Act five is another eight to ten pages and includes the hero realizing that their skills are of no use in the situation they're in. They feel foiled and beaten, but they're still trying. Something happens on the final page of this act — and it doesn’t have to be a tree falling down. It could be a kiss or an almost kiss.

Act six is — you guessed it! — eight to ten pages of building conflict, obstacles and problems. This is where the MC believes she’ll lose her job as the Christmas Pageant coordinator because she’s really screwed up. Or the MC realizes that by trying to help get the kidnapped child back, he might have made things worse. End with a reveal that makes your audience want to scroll through the commercials had they taped the movie instead of watching it live.

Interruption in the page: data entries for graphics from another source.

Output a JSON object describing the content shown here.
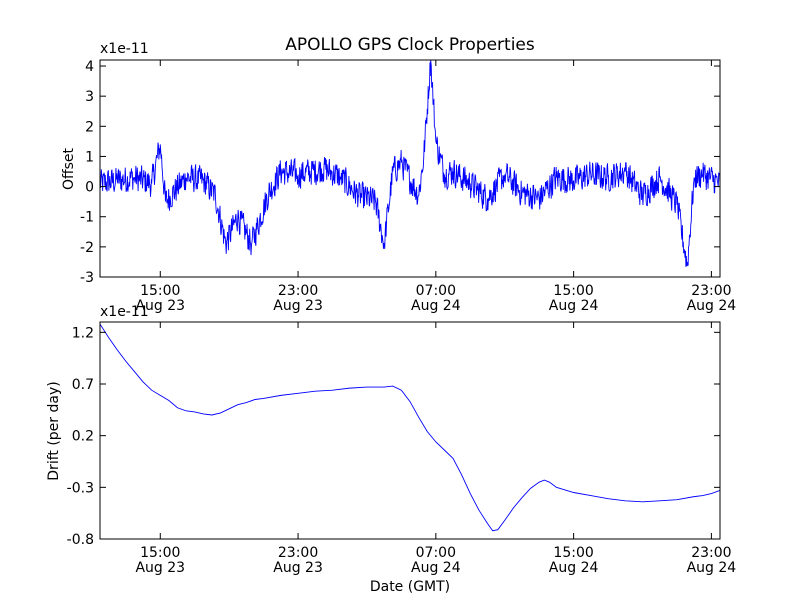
{
  "chart_data": [
    {
      "type": "line",
      "title": "APOLLO GPS Clock Properties",
      "xlabel": "",
      "ylabel": "Offset",
      "exponent_label": "x1e-11",
      "x_ticks": [
        {
          "hours": 15,
          "line1": "15:00",
          "line2": "Aug 23"
        },
        {
          "hours": 23,
          "line1": "23:00",
          "line2": "Aug 23"
        },
        {
          "hours": 31,
          "line1": "07:00",
          "line2": "Aug 24"
        },
        {
          "hours": 39,
          "line1": "15:00",
          "line2": "Aug 24"
        },
        {
          "hours": 47,
          "line1": "23:00",
          "line2": "Aug 24"
        }
      ],
      "xlim": [
        11.5,
        47.5
      ],
      "ylim": [
        -3,
        4.2
      ],
      "y_ticks": [
        -3,
        -2,
        -1,
        0,
        1,
        2,
        3,
        4
      ],
      "y_tick_labels": [
        "-3",
        "-2",
        "-1",
        "0",
        "1",
        "2",
        "3",
        "4"
      ],
      "series": [
        {
          "name": "Offset",
          "color": "#0000ff",
          "anchors": [
            [
              11.5,
              0.1
            ],
            [
              12.5,
              0.2
            ],
            [
              13.5,
              0.3
            ],
            [
              14.5,
              0.1
            ],
            [
              15.0,
              1.4
            ],
            [
              15.3,
              -0.5
            ],
            [
              16.5,
              0.3
            ],
            [
              17.5,
              0.2
            ],
            [
              18.2,
              -0.3
            ],
            [
              18.8,
              -1.9
            ],
            [
              19.5,
              -1.0
            ],
            [
              20.3,
              -1.9
            ],
            [
              21.3,
              -0.2
            ],
            [
              22.0,
              0.5
            ],
            [
              23.0,
              0.4
            ],
            [
              24.5,
              0.6
            ],
            [
              25.5,
              0.3
            ],
            [
              26.5,
              -0.3
            ],
            [
              27.5,
              -0.5
            ],
            [
              28.0,
              -1.9
            ],
            [
              28.5,
              0.5
            ],
            [
              29.0,
              0.8
            ],
            [
              30.0,
              -0.3
            ],
            [
              30.3,
              1.0
            ],
            [
              30.7,
              4.2
            ],
            [
              31.0,
              1.5
            ],
            [
              31.5,
              0.4
            ],
            [
              32.0,
              0.5
            ],
            [
              33.0,
              0.1
            ],
            [
              34.0,
              -0.4
            ],
            [
              35.0,
              0.4
            ],
            [
              36.0,
              -0.2
            ],
            [
              37.0,
              -0.4
            ],
            [
              38.0,
              0.3
            ],
            [
              39.0,
              0.2
            ],
            [
              40.0,
              0.4
            ],
            [
              41.0,
              0.3
            ],
            [
              42.0,
              0.5
            ],
            [
              43.0,
              -0.3
            ],
            [
              44.0,
              0.3
            ],
            [
              45.0,
              -0.6
            ],
            [
              45.6,
              -2.6
            ],
            [
              46.0,
              0.3
            ],
            [
              46.5,
              0.4
            ],
            [
              47.5,
              0.1
            ]
          ],
          "noise_amplitude": 0.75,
          "samples": 1400
        }
      ]
    },
    {
      "type": "line",
      "title": "",
      "xlabel": "Date (GMT)",
      "ylabel": "Drift (per day)",
      "exponent_label": "x1e-11",
      "x_ticks": [
        {
          "hours": 15,
          "line1": "15:00",
          "line2": "Aug 23"
        },
        {
          "hours": 23,
          "line1": "23:00",
          "line2": "Aug 23"
        },
        {
          "hours": 31,
          "line1": "07:00",
          "line2": "Aug 24"
        },
        {
          "hours": 39,
          "line1": "15:00",
          "line2": "Aug 24"
        },
        {
          "hours": 47,
          "line1": "23:00",
          "line2": "Aug 24"
        }
      ],
      "xlim": [
        11.5,
        47.5
      ],
      "ylim": [
        -0.8,
        1.3
      ],
      "y_ticks": [
        -0.8,
        -0.3,
        0.2,
        0.7,
        1.2
      ],
      "y_tick_labels": [
        "-0.8",
        "-0.3",
        "0.2",
        "0.7",
        "1.2"
      ],
      "series": [
        {
          "name": "Drift",
          "color": "#0000ff",
          "points": [
            [
              11.5,
              1.28
            ],
            [
              12.0,
              1.15
            ],
            [
              12.5,
              1.03
            ],
            [
              13.0,
              0.92
            ],
            [
              13.5,
              0.82
            ],
            [
              14.0,
              0.72
            ],
            [
              14.5,
              0.64
            ],
            [
              15.0,
              0.59
            ],
            [
              15.5,
              0.54
            ],
            [
              16.0,
              0.47
            ],
            [
              16.5,
              0.44
            ],
            [
              17.0,
              0.43
            ],
            [
              17.5,
              0.41
            ],
            [
              18.0,
              0.4
            ],
            [
              18.5,
              0.42
            ],
            [
              19.0,
              0.46
            ],
            [
              19.5,
              0.5
            ],
            [
              20.0,
              0.52
            ],
            [
              20.5,
              0.55
            ],
            [
              21.0,
              0.56
            ],
            [
              22.0,
              0.59
            ],
            [
              23.0,
              0.61
            ],
            [
              24.0,
              0.63
            ],
            [
              25.0,
              0.64
            ],
            [
              26.0,
              0.66
            ],
            [
              27.0,
              0.67
            ],
            [
              28.0,
              0.67
            ],
            [
              28.5,
              0.68
            ],
            [
              29.0,
              0.64
            ],
            [
              29.5,
              0.53
            ],
            [
              30.0,
              0.38
            ],
            [
              30.5,
              0.24
            ],
            [
              31.0,
              0.14
            ],
            [
              31.5,
              0.06
            ],
            [
              32.0,
              -0.02
            ],
            [
              32.5,
              -0.18
            ],
            [
              33.0,
              -0.36
            ],
            [
              33.5,
              -0.52
            ],
            [
              34.0,
              -0.65
            ],
            [
              34.3,
              -0.72
            ],
            [
              34.6,
              -0.71
            ],
            [
              35.0,
              -0.62
            ],
            [
              35.5,
              -0.5
            ],
            [
              36.0,
              -0.4
            ],
            [
              36.5,
              -0.31
            ],
            [
              37.0,
              -0.25
            ],
            [
              37.3,
              -0.23
            ],
            [
              37.6,
              -0.25
            ],
            [
              38.0,
              -0.3
            ],
            [
              39.0,
              -0.35
            ],
            [
              40.0,
              -0.38
            ],
            [
              41.0,
              -0.41
            ],
            [
              42.0,
              -0.43
            ],
            [
              43.0,
              -0.44
            ],
            [
              44.0,
              -0.43
            ],
            [
              45.0,
              -0.42
            ],
            [
              46.0,
              -0.39
            ],
            [
              46.5,
              -0.38
            ],
            [
              47.0,
              -0.36
            ],
            [
              47.5,
              -0.33
            ]
          ]
        }
      ]
    }
  ]
}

Up the doom-and-gloom factor for the eight to 10 pages of act seven that boils to a high froth by the end of the act. Things look hopeless and your hero has given up. Things are worse than they were had the hero never gone on this journey in the first place. This is where the movie cuts to commercial with the MC drinking vodka from a paper bag in the alley (not a Hallmark movie!) or the family realizing that the dog is gone forever, and they need to go home and adopt a new family pet.

Act eight reveals new information that leads your MC to try something new. Your hero has renewed vim and vigor, and sets out with fresh optimism they didn’t have three pages ago to bring this thing home. Turns out this new idea and enthusiasm is just the thing to get the job done! This eight-page act ends with resolution looking possible.

Your final act is eight pages long during which the goal is reached, everyone is happy, and the hero is so relieved and joyous that they realize what they wanted all along was to move back to their hometown and marry their high school sweetheart. These pages are the cherry on the ice cream sundae and tie up all loose ends nicely. (Unless you’re writing for a movie in France that does not have an HEA.)

Some screenwriters do not include the breakdown of nine acts in their final draft of a feature even if they know it’s probably going to be a MOW, a term used to describe Movie of the Week, or a TV movie. It’s your choice whether to embrace this method or wait until you’re asked, but at least you’ll know how to do it when the producer asks for nine acts and you won’t have to cover up or spend all your time googling rather than writing.